Paturnie domenicali post alluvione

Piero Gobetti Maurizio Viroli

Ha piovuto tutta la notte, ora piove a tratti, sicuramente il tempo non promette nulla di buono, una domenica post alluvione davvero lacrimevole! I miei occhi inquieti sono altalenanti tra il cielo, grigio e incerto, e la grata davanti casa per lo scolo della pioggia; mi rassicura tanto sentire il gorgoglio dell’acqua in corsa verso le fogne: che strana sensazione, quasi vivessi nell’imbuto tra la minaccia ampia, incombente del cielo e la speranza ristretta, ma forte che tutto scorra, imbocchi la strada giusta. Dopo tanta calamità disastrosa, lo ammetto, ho bisogno e, ancora di più, voglia di sperare, ma motivi di speranza mi vengono, adesso, più da un tombino stradale, gorgogliante di scorrevole acqua piovana, che dalle parole degli uomini.
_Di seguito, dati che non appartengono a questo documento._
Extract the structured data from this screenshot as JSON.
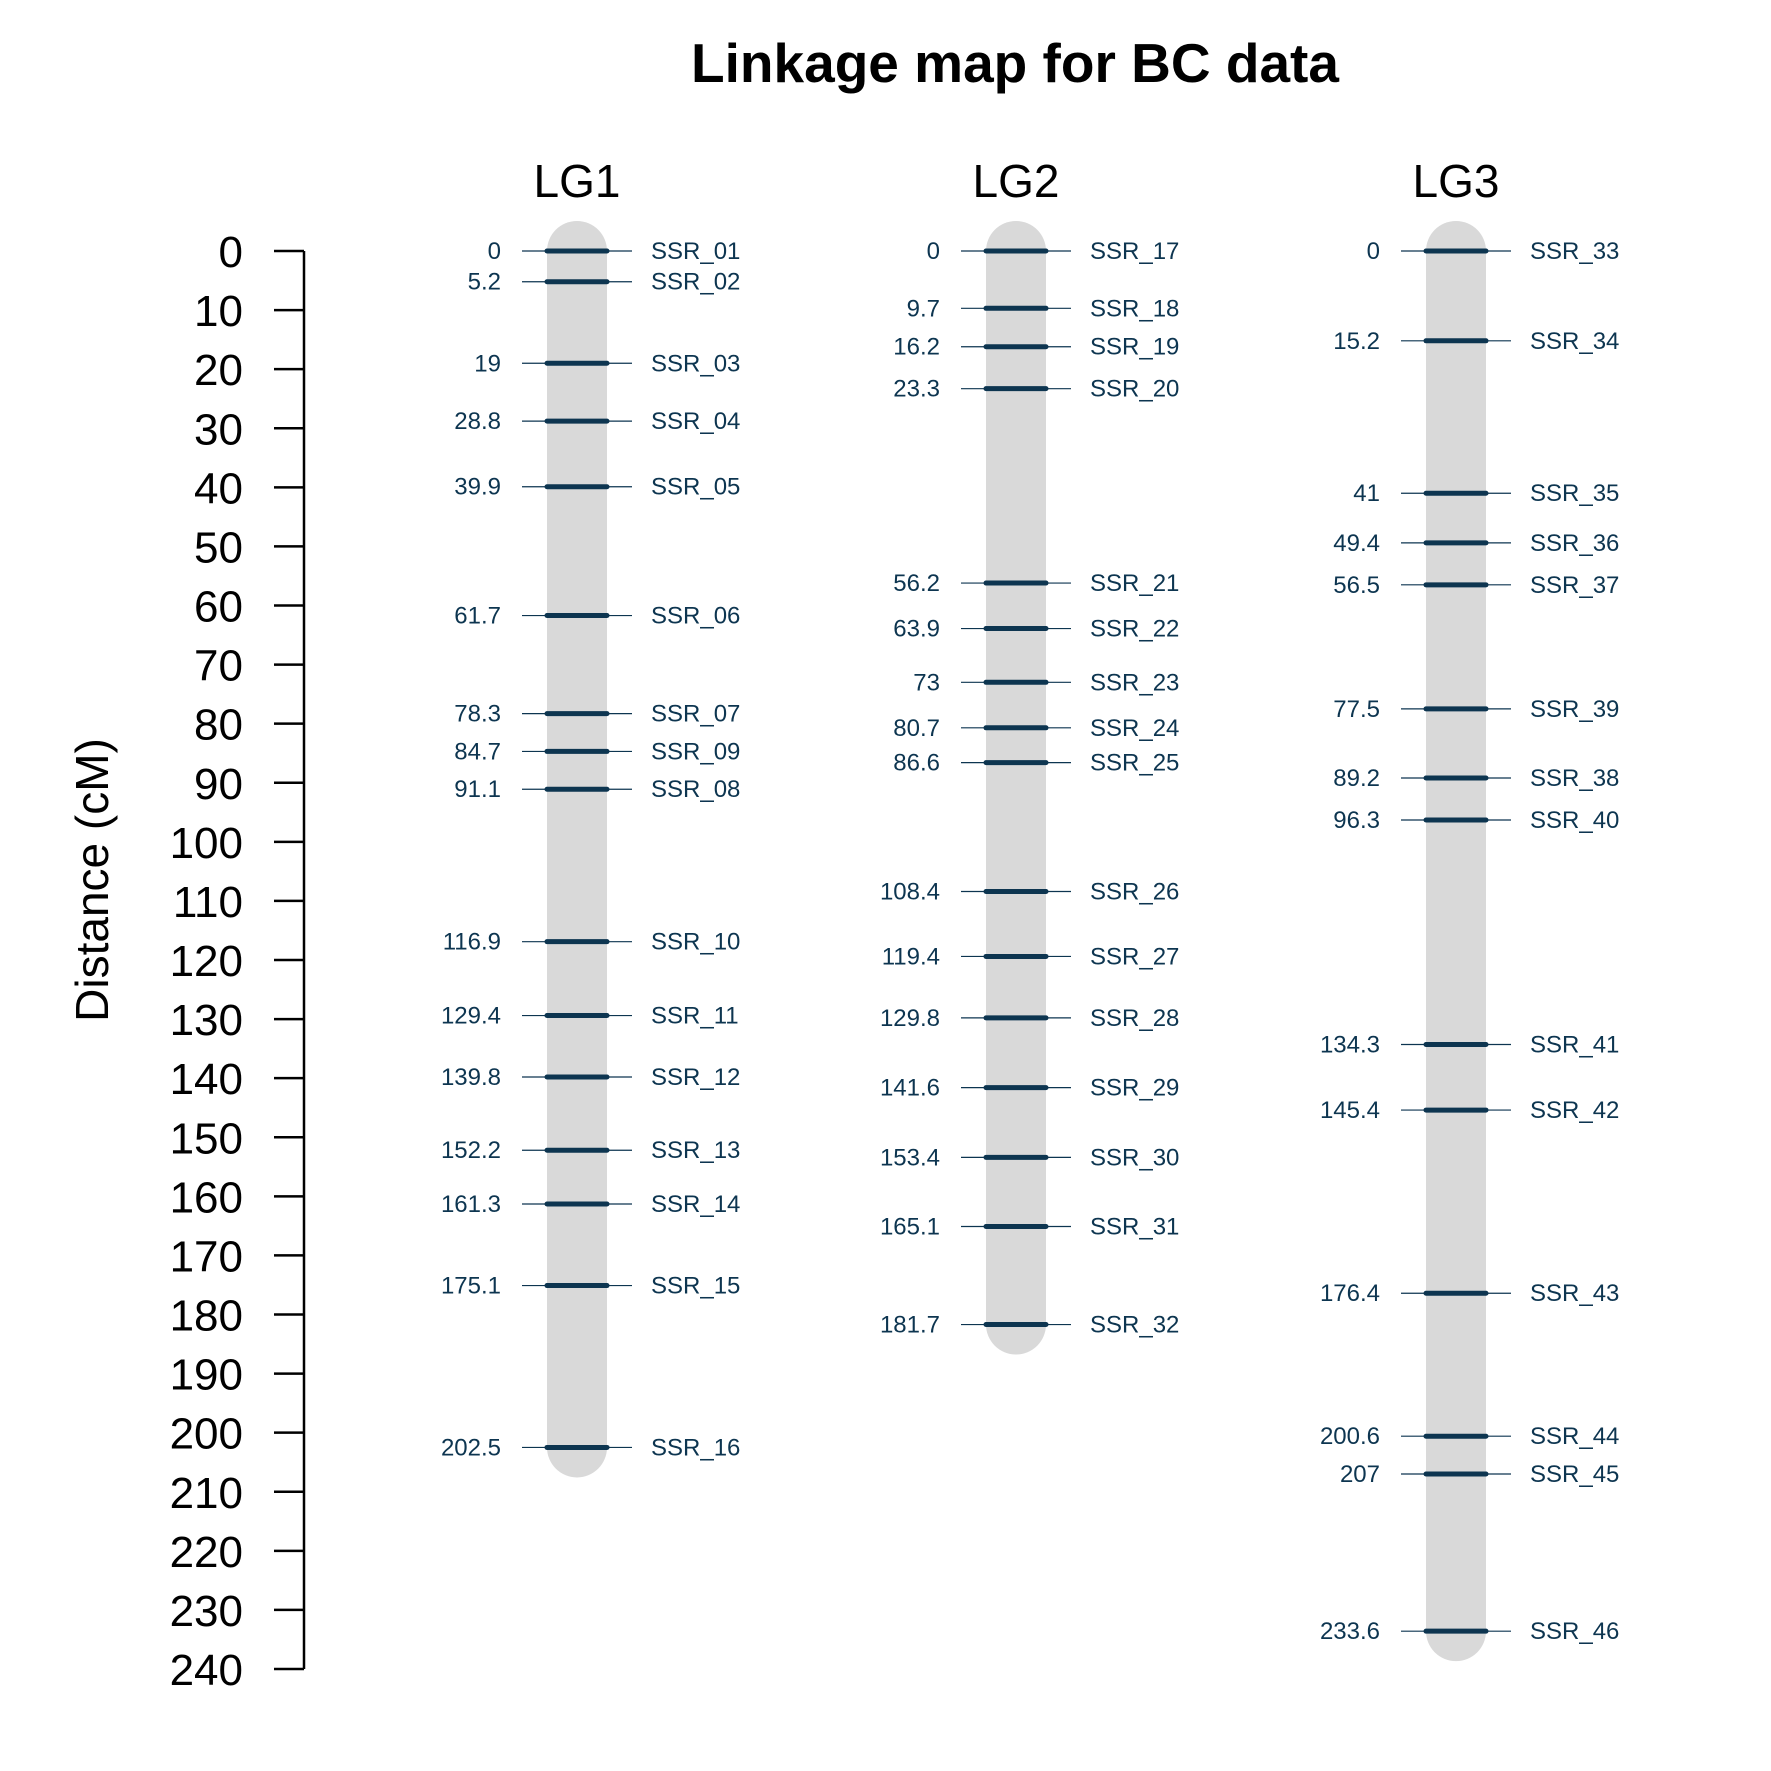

Non mi fanno affatto sperare le parole del Comune di Forlì che le fogne siano libere, niente affatto intasate, ma sicuramente siano diventate inadatte, obsolete per lo smaltimento delle copiose precipitazioni, tipiche dell’ormai consolidato cambiamento climatico, persino sulla Romagna, non più idilliaca “solatia, dolce paese”. Sono parole di fuga che nell’incapacità di saper fronteggiare un nuovo stato delle cose incolpano di tutto l’obsolescenza, l’invecchiamento della realtà, degli strumenti finora a nostra disposizione. Così, chi ricopre responsabilità si cava fuori da ogni colpa, in molti casi accusando l’operato di chi l’ha preceduto.

C’è, addirittura, chi in questa fuga, come gli epigoni forlivesi di Alberto da Giussano, punta all’esagerazione, all’iperbole del meteo per cui un semplice nubifragio diventa una micidiale, eccezionale “bomba d’acqua”, aprendosi così la strada anche alla panzana di prossimi uragani su Forlì. Tutto diventa obsoleto? Non mi pare lo diventi mai la dominante, mediocre, sempre mutevole prassi politicante, grande e piccola o nazionale e locale che sia: no, lei resta sempre attuale, quasi immarcescibile “Ercolino sempre in piedi”, pupazzo, ricordate, con la raccolta punti della Galbani negli anni ’60.

Solo noi cittadini diventiamo, all’occorrenza, obsoleti, anche soltanto come singole persone, ciascuna con la propria vicenda umana: in questa domenica di paturnie post alluvione mi incontro nel riflesso di uno specchio di casa, chiedendomi quanto io, cittadino e uomo, possa risultare obsoleto nel mio essere “Uno, nessuno e centomila” o solo parte di questa triade del contrasto pirandelliano tra l’apparire e l’essere.

Sento che il post alluvione incrina le mie certezze, forse mi fa cazzeggiare, ma perché rassegnarmi che sia obsoleto il mondo attuale ad accogliere una purificatrice pioggia dannunziana “sui freschi pensieri che l’anima schiude novella, su la favola bella che ieri m’illuse, che oggi t’illude, o Ermione”?

Obsoleti anche i miei libri, attorno allo specchio, che si rincorrono nella fila dei titoli, ognuno un viaggio nella conoscenza, nella vita, nella diversità dei pensieri altrui? Pure loro, maestri unici, ora obsoleti al pari di fogne non più sufficientemente recettive di miserabile melma? Vorrei che tra poco venisse giù un bello scroscio, correrei all’aperto, braccia spalancate e viso al cielo sotto la pioggia, per lavarmi e levarmi di dosso ogni minimo alone di un rassegnato divenire obsoleto.